Threat Modeling

Lesson Content

Activity

Break learners up into groups of even-numbered people—one has a particular asset to protect, the other are adversaries trying to get to that asset. Give them a specific scenario and have them spend 15 minutes discussing how they would protect the asset or attack the asset, then have them report back.

The best scenarios are the ones that are specific to your audience. Some examples include:

• For a group of journalists, the asset could be a story from an anonymous source. How would you protect the anonymity of your source? Or, if the story were then published and you were unhappy about it, how would you try to unmask the anonymous source.
• For a group of activists in an urban U.S. setting, the asset could be communications among a group or collective.
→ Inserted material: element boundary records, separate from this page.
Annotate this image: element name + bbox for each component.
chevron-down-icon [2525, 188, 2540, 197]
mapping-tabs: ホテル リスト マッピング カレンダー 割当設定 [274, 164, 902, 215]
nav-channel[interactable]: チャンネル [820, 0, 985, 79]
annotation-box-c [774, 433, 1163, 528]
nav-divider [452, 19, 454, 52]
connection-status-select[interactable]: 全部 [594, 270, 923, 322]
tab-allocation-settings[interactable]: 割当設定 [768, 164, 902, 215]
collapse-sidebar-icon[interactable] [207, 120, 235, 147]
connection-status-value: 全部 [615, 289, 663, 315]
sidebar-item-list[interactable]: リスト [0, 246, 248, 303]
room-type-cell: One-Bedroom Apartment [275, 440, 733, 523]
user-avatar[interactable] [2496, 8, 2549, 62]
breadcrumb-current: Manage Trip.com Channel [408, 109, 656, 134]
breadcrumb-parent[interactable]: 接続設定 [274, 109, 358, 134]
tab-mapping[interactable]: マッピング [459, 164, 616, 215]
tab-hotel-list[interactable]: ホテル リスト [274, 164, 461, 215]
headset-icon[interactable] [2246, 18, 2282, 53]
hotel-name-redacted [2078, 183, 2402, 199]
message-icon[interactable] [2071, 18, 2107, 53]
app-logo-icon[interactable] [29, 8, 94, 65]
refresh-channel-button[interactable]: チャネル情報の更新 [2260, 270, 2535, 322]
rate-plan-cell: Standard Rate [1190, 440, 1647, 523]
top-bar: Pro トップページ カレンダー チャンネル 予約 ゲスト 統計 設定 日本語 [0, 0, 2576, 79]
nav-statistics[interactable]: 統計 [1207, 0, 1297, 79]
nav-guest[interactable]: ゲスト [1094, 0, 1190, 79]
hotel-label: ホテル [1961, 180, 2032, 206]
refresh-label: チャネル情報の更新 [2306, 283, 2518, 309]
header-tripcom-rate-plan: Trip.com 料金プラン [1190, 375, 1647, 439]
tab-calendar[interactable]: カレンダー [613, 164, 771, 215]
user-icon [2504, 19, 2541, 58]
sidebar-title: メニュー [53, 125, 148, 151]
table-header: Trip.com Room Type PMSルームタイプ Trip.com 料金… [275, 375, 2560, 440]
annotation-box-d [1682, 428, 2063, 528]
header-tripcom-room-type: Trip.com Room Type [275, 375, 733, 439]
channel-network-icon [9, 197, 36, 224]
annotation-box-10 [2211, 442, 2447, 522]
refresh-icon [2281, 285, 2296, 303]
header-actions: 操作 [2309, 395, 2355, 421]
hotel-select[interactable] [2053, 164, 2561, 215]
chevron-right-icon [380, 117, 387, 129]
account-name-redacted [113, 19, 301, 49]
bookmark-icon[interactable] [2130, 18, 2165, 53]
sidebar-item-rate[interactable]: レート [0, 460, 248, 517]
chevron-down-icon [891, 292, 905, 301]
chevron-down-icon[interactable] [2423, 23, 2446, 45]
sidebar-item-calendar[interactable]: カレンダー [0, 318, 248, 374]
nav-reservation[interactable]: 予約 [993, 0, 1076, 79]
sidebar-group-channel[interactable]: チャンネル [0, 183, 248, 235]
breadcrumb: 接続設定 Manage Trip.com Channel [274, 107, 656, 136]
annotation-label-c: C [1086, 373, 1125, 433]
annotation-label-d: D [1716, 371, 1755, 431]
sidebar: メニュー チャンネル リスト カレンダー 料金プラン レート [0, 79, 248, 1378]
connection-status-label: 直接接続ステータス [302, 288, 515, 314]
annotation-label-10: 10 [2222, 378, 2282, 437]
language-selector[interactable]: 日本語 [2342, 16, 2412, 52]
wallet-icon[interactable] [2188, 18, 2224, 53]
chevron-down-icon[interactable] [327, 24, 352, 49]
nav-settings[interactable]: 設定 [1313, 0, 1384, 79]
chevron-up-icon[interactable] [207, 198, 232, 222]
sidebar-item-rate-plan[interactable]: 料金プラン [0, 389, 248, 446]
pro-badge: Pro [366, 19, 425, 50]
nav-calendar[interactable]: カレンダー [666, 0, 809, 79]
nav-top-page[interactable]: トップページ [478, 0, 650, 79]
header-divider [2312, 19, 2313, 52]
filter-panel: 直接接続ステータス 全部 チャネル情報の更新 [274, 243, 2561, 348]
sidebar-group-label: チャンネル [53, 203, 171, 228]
What precautions would you take to make sure that the messages you send to each other stay among you? Or, if you were a [law enforcement, university, etc] official, how would you try to find out what subject members of the group were talking about?
• For students concerned about online bullying, the asset could be social media identity and information. How would you make sure that what you share online goes only to the people you intend? Or, if you were a bully, how would you try to find that information?

Scenarios can also be silly! Some include:

• One group is the Joker, and one is Batman.
• One group is a jewelry store owner, and the other is an international jewel thief.

If you have more than an hour:

This threat modeling module segues nicely into specific modules about tools that address participants’ concerns. Based on the concerns participants have voiced before and during the threat modeling session, you might teach, for example, passwords and password managers, phishing protections, social media security, anonymous browsing and Tor, etc.